Do I wear clothes during my therapy sessions?
It’s best to be unclothed during your therapy sessions, as fabric will reduce the penetration distance of the light, leading to limited benefits. For this reason, it's also best to avoid using creams and moisturizer before your red light therapy sessions.
What is the best time of day to do red light therapy?
The most effective time of day to use your red light device is when it mimics the wavelengths emitted by the sun. This would be in the early morning and at sunset.
Why do some LEDs on my device look like they aren’t working?
NIR light is invisible to the naked eye. Don't worry, though - both the red (660 nm) and NIR (850 nm) LEDs are powered by the same supply, so if there was ever an issue with the NIR LEDs, the red LEDs would be affected, too.

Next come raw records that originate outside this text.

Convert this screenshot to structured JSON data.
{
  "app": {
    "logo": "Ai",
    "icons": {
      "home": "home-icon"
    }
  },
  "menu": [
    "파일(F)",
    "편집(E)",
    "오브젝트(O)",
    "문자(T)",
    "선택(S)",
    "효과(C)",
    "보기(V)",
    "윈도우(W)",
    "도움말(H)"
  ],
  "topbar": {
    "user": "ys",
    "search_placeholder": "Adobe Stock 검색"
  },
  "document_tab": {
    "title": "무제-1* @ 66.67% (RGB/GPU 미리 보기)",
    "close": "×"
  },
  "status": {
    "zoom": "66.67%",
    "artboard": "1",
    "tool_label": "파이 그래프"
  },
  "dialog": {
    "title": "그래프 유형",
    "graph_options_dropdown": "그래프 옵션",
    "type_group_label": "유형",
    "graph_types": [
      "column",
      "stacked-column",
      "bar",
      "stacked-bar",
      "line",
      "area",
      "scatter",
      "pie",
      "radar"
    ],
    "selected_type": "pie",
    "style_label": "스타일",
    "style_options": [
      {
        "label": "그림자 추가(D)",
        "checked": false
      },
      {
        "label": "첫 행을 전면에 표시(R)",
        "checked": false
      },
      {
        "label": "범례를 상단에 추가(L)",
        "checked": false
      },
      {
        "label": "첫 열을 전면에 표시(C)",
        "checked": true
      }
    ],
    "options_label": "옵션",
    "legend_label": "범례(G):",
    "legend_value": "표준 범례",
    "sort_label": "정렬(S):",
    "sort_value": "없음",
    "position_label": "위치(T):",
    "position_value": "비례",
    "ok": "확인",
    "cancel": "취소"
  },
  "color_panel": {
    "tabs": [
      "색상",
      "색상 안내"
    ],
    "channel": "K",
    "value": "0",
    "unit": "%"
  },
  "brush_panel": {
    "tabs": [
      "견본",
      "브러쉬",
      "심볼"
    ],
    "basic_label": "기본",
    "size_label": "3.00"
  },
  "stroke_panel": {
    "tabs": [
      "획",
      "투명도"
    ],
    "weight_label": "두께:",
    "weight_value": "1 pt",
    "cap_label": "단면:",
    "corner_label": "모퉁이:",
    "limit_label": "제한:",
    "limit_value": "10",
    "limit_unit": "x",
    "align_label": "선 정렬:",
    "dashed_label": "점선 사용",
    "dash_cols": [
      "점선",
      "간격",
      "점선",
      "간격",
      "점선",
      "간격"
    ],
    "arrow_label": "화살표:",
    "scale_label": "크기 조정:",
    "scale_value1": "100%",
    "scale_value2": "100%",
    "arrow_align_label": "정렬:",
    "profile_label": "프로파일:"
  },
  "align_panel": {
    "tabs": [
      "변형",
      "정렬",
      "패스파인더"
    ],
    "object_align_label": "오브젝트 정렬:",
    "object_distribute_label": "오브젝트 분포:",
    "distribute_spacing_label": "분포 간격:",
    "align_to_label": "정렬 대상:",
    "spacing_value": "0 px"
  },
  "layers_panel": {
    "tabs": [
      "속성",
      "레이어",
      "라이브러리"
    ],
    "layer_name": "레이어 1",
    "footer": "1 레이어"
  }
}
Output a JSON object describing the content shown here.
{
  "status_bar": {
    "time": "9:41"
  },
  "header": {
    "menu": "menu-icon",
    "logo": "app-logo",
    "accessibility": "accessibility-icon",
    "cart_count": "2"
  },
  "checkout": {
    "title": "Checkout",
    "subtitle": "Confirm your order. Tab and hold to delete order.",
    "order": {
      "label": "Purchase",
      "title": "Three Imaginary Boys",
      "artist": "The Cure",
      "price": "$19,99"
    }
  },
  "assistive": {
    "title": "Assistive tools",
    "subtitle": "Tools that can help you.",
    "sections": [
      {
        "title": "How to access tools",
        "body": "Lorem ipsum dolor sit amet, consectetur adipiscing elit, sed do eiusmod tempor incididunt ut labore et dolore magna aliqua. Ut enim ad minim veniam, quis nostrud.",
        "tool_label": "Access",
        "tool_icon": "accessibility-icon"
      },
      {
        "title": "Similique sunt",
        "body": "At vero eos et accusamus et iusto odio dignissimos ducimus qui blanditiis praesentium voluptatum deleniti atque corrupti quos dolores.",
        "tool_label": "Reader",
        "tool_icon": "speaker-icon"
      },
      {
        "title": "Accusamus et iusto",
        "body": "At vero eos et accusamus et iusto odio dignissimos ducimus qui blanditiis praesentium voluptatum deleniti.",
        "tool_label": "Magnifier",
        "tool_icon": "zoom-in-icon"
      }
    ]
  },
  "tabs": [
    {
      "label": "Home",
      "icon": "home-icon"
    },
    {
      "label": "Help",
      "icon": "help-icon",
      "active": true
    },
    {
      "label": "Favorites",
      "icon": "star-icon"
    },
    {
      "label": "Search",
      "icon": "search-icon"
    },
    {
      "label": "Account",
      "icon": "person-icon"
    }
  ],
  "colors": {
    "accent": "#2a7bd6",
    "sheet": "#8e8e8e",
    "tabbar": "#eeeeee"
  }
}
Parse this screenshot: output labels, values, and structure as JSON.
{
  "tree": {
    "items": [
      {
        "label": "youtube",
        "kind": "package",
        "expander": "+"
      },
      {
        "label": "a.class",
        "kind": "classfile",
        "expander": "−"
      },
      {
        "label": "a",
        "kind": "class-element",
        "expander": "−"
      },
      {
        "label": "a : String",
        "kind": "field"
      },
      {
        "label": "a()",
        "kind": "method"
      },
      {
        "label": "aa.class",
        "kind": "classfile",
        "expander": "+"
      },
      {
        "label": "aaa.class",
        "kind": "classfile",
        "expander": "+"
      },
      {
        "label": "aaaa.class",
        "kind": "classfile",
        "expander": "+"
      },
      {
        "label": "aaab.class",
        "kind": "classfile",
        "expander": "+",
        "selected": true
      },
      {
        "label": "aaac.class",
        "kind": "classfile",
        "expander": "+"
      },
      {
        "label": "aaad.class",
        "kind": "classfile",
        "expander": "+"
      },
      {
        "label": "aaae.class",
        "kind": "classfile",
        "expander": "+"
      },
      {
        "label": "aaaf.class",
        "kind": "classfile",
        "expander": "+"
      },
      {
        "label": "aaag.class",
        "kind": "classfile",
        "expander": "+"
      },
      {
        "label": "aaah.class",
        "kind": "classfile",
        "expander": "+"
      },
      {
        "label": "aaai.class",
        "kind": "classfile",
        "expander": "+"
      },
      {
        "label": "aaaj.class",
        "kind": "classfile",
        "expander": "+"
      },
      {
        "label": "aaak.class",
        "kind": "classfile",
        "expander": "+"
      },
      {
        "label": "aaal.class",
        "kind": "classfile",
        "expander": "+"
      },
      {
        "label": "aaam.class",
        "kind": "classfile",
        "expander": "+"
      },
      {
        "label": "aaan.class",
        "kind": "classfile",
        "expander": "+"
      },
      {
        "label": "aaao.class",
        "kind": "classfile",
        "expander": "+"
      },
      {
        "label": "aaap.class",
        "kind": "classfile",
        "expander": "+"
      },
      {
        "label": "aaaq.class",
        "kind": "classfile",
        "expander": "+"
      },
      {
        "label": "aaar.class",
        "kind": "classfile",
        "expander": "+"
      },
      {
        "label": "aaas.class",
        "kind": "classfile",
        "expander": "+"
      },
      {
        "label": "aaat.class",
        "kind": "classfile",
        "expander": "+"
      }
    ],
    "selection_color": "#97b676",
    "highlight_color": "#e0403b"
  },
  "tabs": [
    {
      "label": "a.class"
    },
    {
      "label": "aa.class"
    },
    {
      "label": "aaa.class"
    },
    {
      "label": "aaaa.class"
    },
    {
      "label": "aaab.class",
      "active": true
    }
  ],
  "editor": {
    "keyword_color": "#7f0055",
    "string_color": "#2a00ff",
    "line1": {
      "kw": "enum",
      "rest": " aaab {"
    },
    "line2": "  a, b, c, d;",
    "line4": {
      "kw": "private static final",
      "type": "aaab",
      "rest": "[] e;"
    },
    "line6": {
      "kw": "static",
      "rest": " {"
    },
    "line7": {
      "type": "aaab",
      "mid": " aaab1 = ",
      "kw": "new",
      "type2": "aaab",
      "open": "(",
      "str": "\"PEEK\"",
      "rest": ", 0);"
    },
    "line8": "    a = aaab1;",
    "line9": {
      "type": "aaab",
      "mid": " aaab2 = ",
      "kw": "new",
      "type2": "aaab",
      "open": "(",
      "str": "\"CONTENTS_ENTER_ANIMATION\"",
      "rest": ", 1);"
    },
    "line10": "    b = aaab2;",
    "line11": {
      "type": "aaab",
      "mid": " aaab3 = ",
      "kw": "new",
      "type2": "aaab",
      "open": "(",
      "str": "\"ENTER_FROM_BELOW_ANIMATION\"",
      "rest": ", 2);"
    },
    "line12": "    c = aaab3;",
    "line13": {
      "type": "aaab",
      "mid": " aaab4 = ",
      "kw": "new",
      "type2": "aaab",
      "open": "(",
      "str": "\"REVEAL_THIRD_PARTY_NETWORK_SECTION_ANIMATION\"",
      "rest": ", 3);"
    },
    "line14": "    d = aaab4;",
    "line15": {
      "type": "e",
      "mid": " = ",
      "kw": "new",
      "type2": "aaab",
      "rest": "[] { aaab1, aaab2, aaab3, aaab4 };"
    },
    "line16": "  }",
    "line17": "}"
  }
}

Is red light therapy safe for children?
Clinical studies have shown red light therapy to be safe for children, but it is important that children are not left unsupervised. Contact your pediatrician if you have any concerns.
Why are light-emitting diodes (LEDs) used for red light therapy?
LEDs are incredibly efficient at producing very specific wavelengths of light. They also don’t heat up, which means you can perform treatment at close proximity without the risk of burns.
Can I get a tan from red light therapy?
No. Red light therapy doesn’t contain any ultraviolet (UV) light, which is associated with tanning. Red light therapy has, however, been shown to decrease the risk of sunburn later in the day by increasing your skin’s protection factor to UV light.
Can I overdo it with red light therapy?
Due to the fact that red light therapy doesn’t contain any UV light, there are not the same risks associated with too much red light. Using red light therapy too much is most likely to lead to less positive effects as your cells become overstimulated. By sticking to the guidelines given to you with your device, you will know that you are getting an effective dose.